We have discussed in this contribution the relationship between productivity and inequality, which theoretically along with recent experience and evidence clearly suggest, are closely and significantly related. In doing so we have relied on the experience of a number of countries but focused more on the UK experience in view of the persistent increase in inequality and fall in the productivity in this country.

Addressing income inequality and productivity is even more important today in view of the poor experience with both prior but also since the GFC and GR. Our main argument is that a recovery led by domestic demand and an increase in the wage share in the economy would clearly help to reverse the poor performance of both productivity and inequality. We have also argued that a combination of economic policies is needed to tackle the ‘productivity puzzle’ and inequality. We have suggested that progressive taxation and public expenditure policies, social welfare and industrial relations are all relevant and important.
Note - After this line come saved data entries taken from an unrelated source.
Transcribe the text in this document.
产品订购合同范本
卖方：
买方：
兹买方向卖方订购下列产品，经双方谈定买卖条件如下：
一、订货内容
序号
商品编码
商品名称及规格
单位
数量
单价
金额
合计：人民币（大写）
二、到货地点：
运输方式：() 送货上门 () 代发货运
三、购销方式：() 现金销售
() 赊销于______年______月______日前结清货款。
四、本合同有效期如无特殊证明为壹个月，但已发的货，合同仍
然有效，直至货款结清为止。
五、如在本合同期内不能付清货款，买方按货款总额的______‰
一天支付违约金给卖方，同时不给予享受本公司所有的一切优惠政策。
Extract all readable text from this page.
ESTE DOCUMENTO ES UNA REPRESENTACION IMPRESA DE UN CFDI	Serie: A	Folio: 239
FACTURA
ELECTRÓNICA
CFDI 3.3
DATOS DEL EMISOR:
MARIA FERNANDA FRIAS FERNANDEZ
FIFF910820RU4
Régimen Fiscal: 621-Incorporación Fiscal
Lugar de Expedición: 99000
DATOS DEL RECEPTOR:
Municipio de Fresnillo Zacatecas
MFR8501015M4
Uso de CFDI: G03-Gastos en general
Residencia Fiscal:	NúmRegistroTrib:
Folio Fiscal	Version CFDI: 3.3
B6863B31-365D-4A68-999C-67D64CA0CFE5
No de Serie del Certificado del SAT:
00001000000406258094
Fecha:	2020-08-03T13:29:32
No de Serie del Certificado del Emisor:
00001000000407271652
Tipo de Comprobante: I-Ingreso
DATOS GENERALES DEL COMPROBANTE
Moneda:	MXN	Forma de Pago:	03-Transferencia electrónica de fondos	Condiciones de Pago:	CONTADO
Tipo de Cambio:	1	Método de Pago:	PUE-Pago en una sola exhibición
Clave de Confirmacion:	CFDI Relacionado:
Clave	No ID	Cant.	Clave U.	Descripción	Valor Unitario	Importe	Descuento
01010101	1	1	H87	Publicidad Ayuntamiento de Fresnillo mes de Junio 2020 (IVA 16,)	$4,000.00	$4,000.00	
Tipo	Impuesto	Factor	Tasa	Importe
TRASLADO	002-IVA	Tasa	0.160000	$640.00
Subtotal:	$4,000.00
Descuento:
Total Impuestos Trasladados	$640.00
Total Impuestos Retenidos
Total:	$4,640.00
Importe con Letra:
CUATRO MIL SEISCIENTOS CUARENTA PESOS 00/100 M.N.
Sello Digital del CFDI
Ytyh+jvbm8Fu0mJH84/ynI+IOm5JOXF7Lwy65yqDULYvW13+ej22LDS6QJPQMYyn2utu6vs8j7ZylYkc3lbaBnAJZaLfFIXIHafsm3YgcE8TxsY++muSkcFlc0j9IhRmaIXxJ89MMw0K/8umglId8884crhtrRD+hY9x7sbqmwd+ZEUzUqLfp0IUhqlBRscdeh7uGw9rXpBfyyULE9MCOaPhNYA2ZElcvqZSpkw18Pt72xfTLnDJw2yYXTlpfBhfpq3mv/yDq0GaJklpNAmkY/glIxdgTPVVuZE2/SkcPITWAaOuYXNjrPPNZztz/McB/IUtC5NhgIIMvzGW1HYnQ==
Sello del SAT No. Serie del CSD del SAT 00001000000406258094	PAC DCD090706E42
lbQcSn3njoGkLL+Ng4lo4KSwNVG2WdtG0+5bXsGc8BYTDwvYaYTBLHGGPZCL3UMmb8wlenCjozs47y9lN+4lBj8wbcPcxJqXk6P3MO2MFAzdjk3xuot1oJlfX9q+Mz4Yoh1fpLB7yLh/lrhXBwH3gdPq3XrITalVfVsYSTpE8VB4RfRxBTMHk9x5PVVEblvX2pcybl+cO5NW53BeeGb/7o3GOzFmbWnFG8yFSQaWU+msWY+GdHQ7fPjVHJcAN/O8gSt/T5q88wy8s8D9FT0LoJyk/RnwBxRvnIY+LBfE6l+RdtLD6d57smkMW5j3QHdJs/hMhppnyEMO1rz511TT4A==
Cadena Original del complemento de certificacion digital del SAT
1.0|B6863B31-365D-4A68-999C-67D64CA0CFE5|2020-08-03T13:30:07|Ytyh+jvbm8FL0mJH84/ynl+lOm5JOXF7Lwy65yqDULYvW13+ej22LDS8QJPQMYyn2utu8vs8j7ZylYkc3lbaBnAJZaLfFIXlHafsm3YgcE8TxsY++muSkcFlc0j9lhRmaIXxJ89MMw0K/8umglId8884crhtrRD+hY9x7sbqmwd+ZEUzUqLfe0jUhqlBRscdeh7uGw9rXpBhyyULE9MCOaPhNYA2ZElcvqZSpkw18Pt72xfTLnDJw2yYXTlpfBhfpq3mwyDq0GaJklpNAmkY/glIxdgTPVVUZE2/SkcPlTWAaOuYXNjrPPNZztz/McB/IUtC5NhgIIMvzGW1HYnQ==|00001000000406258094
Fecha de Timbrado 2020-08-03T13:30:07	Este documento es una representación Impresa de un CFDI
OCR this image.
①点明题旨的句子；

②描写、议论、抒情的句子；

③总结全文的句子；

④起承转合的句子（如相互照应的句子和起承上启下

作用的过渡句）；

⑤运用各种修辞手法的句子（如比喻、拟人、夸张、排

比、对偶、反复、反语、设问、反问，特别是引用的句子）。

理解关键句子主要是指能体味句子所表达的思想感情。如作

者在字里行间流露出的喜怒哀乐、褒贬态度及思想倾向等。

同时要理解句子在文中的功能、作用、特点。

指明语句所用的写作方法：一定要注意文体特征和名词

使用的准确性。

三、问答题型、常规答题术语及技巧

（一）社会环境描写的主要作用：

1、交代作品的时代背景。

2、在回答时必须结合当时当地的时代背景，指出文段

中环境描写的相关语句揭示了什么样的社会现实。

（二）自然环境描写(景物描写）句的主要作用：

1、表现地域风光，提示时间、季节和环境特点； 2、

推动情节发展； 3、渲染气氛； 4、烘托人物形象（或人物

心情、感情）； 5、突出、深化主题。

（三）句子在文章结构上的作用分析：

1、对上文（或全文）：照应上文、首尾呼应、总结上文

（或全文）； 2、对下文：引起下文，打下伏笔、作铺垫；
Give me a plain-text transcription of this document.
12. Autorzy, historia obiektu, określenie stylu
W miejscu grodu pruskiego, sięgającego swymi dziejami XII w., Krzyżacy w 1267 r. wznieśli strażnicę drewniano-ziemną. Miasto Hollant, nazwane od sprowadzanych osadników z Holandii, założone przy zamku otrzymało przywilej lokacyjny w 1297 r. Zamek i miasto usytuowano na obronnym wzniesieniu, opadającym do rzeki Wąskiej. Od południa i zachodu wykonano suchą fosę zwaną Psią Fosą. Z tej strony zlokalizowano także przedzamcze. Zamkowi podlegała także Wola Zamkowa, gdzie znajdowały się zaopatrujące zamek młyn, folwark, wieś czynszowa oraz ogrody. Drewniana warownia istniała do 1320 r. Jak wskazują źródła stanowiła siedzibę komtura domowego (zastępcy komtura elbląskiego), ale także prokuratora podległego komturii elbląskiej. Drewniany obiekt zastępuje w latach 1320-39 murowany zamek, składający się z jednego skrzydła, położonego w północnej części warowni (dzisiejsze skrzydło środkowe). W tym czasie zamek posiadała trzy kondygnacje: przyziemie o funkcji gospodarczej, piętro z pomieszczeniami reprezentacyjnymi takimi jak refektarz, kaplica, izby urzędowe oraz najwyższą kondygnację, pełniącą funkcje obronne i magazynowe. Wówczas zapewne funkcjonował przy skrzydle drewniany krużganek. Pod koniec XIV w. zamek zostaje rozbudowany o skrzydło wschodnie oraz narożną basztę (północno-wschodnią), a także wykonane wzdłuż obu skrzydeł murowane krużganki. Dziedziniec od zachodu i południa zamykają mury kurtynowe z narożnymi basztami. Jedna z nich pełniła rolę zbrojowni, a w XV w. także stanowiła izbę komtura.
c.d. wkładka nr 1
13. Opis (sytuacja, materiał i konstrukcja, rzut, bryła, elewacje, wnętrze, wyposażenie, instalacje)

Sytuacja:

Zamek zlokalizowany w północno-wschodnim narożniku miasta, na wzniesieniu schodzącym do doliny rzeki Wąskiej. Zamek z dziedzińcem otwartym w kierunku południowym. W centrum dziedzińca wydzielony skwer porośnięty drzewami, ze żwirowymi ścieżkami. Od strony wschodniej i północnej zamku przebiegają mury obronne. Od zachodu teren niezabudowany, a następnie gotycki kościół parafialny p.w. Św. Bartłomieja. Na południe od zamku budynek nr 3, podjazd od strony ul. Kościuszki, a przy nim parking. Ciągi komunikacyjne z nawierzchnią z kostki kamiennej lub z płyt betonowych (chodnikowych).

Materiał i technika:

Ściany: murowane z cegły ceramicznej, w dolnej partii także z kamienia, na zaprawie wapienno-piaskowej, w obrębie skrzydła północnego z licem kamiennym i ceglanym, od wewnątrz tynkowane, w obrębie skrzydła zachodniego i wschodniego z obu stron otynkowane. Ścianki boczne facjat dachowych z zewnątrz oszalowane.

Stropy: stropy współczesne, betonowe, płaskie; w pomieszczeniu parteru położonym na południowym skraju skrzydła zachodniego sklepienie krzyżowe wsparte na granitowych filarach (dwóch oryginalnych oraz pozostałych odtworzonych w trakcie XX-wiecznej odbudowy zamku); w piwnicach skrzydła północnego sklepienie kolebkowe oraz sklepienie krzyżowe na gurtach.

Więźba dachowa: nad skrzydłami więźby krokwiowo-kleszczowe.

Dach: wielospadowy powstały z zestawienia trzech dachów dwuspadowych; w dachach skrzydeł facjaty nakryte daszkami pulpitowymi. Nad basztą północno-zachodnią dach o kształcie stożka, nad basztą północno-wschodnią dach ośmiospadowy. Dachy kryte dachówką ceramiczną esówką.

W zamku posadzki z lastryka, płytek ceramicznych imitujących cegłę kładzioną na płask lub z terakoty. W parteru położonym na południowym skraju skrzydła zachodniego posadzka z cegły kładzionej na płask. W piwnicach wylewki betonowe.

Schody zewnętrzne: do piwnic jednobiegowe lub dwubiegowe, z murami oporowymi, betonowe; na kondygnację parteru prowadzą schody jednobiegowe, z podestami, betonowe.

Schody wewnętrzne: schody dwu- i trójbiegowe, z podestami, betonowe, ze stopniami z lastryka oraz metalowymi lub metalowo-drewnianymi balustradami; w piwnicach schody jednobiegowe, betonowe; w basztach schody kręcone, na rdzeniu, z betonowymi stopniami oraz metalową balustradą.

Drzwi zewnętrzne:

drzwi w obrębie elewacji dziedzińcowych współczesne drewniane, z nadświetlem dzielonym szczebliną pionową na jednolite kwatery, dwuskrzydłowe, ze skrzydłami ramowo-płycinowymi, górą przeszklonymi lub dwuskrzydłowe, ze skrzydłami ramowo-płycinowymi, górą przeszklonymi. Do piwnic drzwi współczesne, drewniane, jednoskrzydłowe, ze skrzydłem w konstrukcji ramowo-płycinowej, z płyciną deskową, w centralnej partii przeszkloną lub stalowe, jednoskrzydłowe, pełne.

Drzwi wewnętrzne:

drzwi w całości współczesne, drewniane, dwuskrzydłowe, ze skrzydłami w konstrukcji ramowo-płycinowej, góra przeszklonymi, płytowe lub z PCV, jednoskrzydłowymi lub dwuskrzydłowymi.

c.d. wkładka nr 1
Atkinson (2015) has proposed an important suggestion that ‘a more progressive structure for the personal income tax’ (p. 290) should be introduced. Atkinson (op. cit.) also proposes that it is of paramount importance to have in place proper distributional policies along with wage policies if a viable growth regime and a fairer distribution of income and wealth and an increase in productivity would emerge and be sustained. We would go further, though, and suggest that to reduce inequality and increase productivity significantly, proper coordination of monetary and fiscal policies along with financial stability, which is the focus of monetary policy, would be the best way forward. Fiscal policy should be implemented through appropriate expenditure and progressive tax policies, which should be supported by monetary and financial stability policies. The latter should be concerned with reforms in an attempt to regulate and avoid the type of financial architecture that led to the GFC, for it is the case that such regulation had been neglected prior to the GFC. It is the case that neglect of proper regulation of the financial system does not work as the proponents argue; indeed, it leads to greater inequality and lower productivity.